Baxter Construction Co. v. Hou-Tex Products, Inc.

718 S.W.2d 355, 1986 Tex. App. LEXIS 8307
CourtCourt of Appeals of Texas
DecidedAugust 21, 1986
Docket01-85-0757-CV
StatusPublished
Cited by5 cases

This text of 718 S.W.2d 355 (Baxter Construction Co. v. Hou-Tex Products, Inc.) is published on Counsel Stack Legal Research, covering Court of Appeals of Texas primary law. Counsel Stack provides free access to over 12 million legal documents including statutes, case law, regulations, and constitutions.

Bluebook
Baxter Construction Co. v. Hou-Tex Products, Inc., 718 S.W.2d 355, 1986 Tex. App. LEXIS 8307 (Tex. Ct. App. 1986).

Opinion

OPINION

DUGGAN, Justice.

This is an appeal from a summary judgment on a McGregor Act payment bond claim in favor of the plaintiff, a subcontractor-claimant on a public works project, in a suit against the project’s prime contractor and its surety.

The sole issue on appeal is whether the trial court correctly held the payment bond’s contractual 90-day notice provision for the filing of laborers’ and material-mens’ claims to be applicable, when Tex. Rev.Civ.Stat.Ann. art. 5160 (Vernon 1971) prescribes a lesser notice period. We hold that the trial court was correct, and we affirm the judgment.

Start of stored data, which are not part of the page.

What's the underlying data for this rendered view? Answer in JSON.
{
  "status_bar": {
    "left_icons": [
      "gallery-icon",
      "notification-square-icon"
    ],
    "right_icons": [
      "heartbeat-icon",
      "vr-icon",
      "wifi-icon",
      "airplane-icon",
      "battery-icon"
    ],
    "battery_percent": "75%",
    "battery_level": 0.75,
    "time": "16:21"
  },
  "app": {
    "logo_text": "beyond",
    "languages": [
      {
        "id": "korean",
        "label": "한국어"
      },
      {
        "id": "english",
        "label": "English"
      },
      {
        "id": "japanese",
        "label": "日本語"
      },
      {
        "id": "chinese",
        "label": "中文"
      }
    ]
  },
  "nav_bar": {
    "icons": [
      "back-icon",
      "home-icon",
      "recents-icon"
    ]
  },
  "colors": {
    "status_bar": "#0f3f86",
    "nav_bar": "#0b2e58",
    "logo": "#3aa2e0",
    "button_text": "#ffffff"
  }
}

Appellant, Baxter Construction Co., Inc. (“Baxter”), as prime contractor, was awarded a contract to construct a General Services Building on the campus of Texas Southern University in Houston. Baxter entered into a subcontract with Cinco Mechanical Systems, Inc. (“Cinco”), to provide mechanical work for the building; Cinco in turn subcontracted with the appellee, Hou-Tex Products, Inc., d/b/a Hou-Tex Sheet Metal (“Hou-Tex”), to provide certain duct work on the project.

As required by the provisions of Tex. Rev.Civ.Stat.Ann. art. 5160 A (Vernon Pamphlet 1986), appellant Baxter, as principal, and appellant Federal Insurance Co. (“Federal Insurance”), as surety, executed a labor and material payment bond which provided, in part, as follows:

[N]o suit or action shall be commenced hereunder by claimant unless claimant, other than one having a direct contract with the principal, shall have given written notice to any two of the following: the principal, the owner, or the surety above named, within ninety (90) days after such claimant did or performed the last of the work or labor, or furnished the last of the material for which said claim is made, stating with substantial accuracy the amount claimed and the name of the party for whom the work or labor was done or performed_ (Emphasis added).

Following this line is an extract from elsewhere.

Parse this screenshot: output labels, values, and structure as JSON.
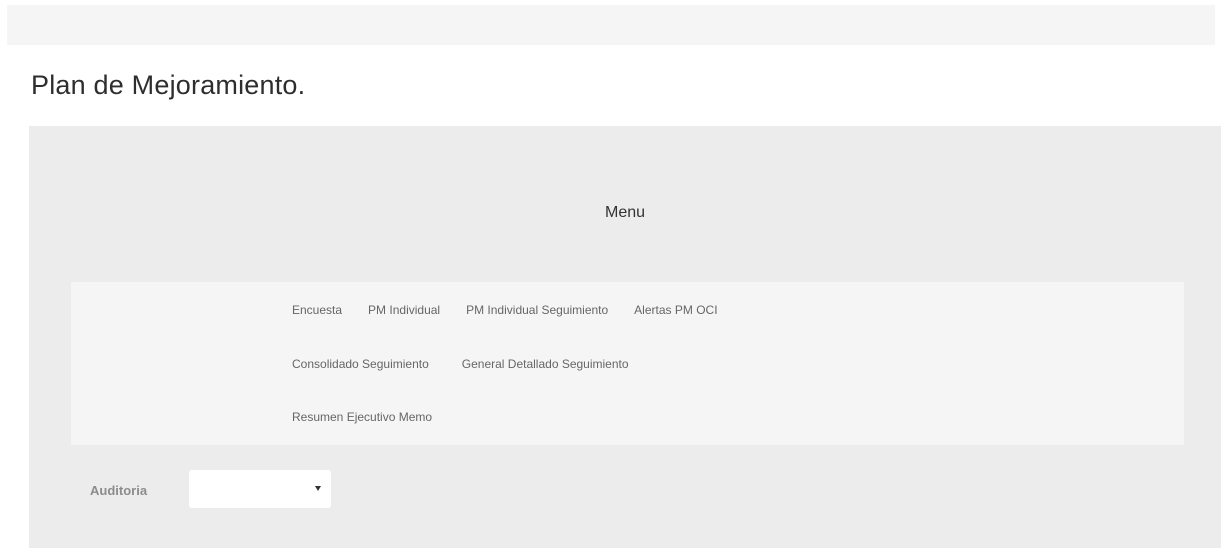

Art. 5160 B(b)(2) requires that a payment bond claimant, other than one having a direct contractual relationship with the prime contractor, must provide written notice by certified or registered mail to the prime contractor within thirty-six (36) days after the tenth (10th) day of the month next following each month in which the labor was done or performed, in whole or in part, or material was delivered, in whole or in part, for which payment has not been received.

In addition to the foregoing notice, art. 5160 B(a) requires written notice and a sworn statement of account to the prime contractor and surety within ninety (90) days after the tenth (10th) day of the month next following each month in which labor was done or performed in whole or in part, or material was delivered, in whole or in part.

On February 10 and 11, 1983, within the 90-day notice period required under the payment bond’s quoted provisions, Hou-Tex notified Baxter and Federal Insurance, respectively, of its unpaid invoices to Cinco, Baxter’s mechanical subcontractor, total-ling $18,860.40, for work completed on the *357 job during the month of November, 1982. Cinco had filed for bankruptcy. However, Hou-Tex’s notifications were not furnished within 36 days after the 10th day of December 1982, the month next following the month when the labor was performed and the services rendered, as required under art. 5160 B(b)(2).

Although several earlier Hou-Tex claims had been paid under the payment bond, Baxter and Federal Insurance refused payment on the November 1982 invoices, stating that they were not submitted timely under the statute.

Hou-Tex sued Baxter and Federal Insurance to recover under the bond on the November invoices, and both sides moved for summary judgment. Baxter and Federal Insurance asserted in both their answer and their own motion for summary judgment that Hou-Tex did not give notice as required under Tex.Rev.Civ.Stat.Ann. art. 5160 (Vernon Supp.1986).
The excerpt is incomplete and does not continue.